One of the newest , by Gabriel Demombynes and Sofia Trommlerova, shows that Kenya’s infant mortality (deaths under the age of one year) has plummeted in recent years, and attributes a significant part of the gain to the massive uptake of anti-malaria bed nets. These findings are consistent with an important study of by Chris Murray and others, which similarly found a significant and rapid decline in malaria-caused deaths after 2004 in sub-Saharan Africa resulting from aid-supported malaria-control measures.

Let’s turn back the clock a dozen years. In 2000, Africa was struggling with three major epidemics. AIDS was killing more than two million people each year, and spreading rapidly. Malaria was surging, owing to the parasite’s growing resistance to the standard medicine at the time. Tuberculosis was also soaring, partly as a result of the AIDS epidemic and partly because of the emergence of drug-resistant TB. In addition, hundreds of thousands of women were dying in childbirth each year, because they had no access to safe deliveries in a clinic or hospital, or to emergency help when needed.

These interconnected crises prompted action. The United Nations’ member states adopted the Millennium Development Goals in September 2000. Three of the eight MDGs – reductions in children’s deaths, maternal deaths, and epidemic diseases – focus directly on health.

Likewise, the World Health Organization issued a major call to scale up development assistance for health. And African leaders, led by Nigeria’s president at the time, Olusegun Obasanjo, took on the challenge of battling the continent’s epidemics. Nigeria hosted two landmark summits, on malaria in 2000 and on AIDS in 2001, which were a crucial spur to action.

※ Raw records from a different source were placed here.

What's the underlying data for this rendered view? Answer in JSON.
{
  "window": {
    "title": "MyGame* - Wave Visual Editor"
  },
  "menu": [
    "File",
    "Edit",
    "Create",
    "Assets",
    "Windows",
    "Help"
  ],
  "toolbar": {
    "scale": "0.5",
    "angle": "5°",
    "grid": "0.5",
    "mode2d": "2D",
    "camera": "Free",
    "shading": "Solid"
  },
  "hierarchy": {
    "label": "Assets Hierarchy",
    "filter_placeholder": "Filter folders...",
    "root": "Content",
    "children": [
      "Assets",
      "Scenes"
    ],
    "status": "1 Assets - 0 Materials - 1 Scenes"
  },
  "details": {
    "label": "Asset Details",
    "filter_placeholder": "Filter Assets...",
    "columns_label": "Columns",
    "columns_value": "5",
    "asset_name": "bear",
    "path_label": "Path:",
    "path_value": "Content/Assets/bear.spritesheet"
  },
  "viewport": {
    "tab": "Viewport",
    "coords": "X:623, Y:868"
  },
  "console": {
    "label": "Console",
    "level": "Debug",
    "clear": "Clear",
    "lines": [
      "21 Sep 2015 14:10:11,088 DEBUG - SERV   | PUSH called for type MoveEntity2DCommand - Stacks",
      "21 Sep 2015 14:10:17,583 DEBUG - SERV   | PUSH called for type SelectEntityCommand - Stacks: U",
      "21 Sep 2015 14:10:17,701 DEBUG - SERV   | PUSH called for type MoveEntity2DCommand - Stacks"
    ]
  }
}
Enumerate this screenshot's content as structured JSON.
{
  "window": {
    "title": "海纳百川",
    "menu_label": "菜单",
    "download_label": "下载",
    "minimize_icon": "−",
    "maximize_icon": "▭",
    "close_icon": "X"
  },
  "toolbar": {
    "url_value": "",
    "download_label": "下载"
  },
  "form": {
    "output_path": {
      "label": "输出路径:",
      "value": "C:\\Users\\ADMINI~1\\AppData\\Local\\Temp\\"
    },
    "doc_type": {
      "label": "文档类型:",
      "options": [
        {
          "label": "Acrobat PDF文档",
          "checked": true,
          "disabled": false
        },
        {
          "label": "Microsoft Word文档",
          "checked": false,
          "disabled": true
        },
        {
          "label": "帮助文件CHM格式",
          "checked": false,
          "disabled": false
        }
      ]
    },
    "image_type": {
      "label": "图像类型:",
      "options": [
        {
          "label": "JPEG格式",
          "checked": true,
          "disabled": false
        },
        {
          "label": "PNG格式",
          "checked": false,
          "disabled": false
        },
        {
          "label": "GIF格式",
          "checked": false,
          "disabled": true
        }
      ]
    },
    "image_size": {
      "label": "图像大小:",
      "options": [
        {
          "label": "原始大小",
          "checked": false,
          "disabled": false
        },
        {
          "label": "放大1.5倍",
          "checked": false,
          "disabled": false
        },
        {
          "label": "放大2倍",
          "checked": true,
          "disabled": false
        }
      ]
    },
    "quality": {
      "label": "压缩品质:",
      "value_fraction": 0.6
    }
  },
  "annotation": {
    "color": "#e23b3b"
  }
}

At the second of these summits, then-UN Secretary-General Kofi Annan called for the creation of the Global Fund to Fight AIDS, TB, and Malaria. The Global Fund began operations in 2002, financing prevention, treatment, and care programs for the three diseases. High-income countries also finally agreed to reduce the debt owed by heavily indebted poor countries, allowing them to spend more on health care and less on crippling payments to creditors.

The United States also took action, adopting two major programs, one to fight AIDS and the other to fight malaria. In 2005, the UN Millennium Project recommended specific ways to scale up primary health care in the poorest countries, with the high-income countries helping to cover the costs that the poorest could not pay by themselves. The UN General Assembly backed many of the project’s recommendations, which were then implemented in numerous low-income countries.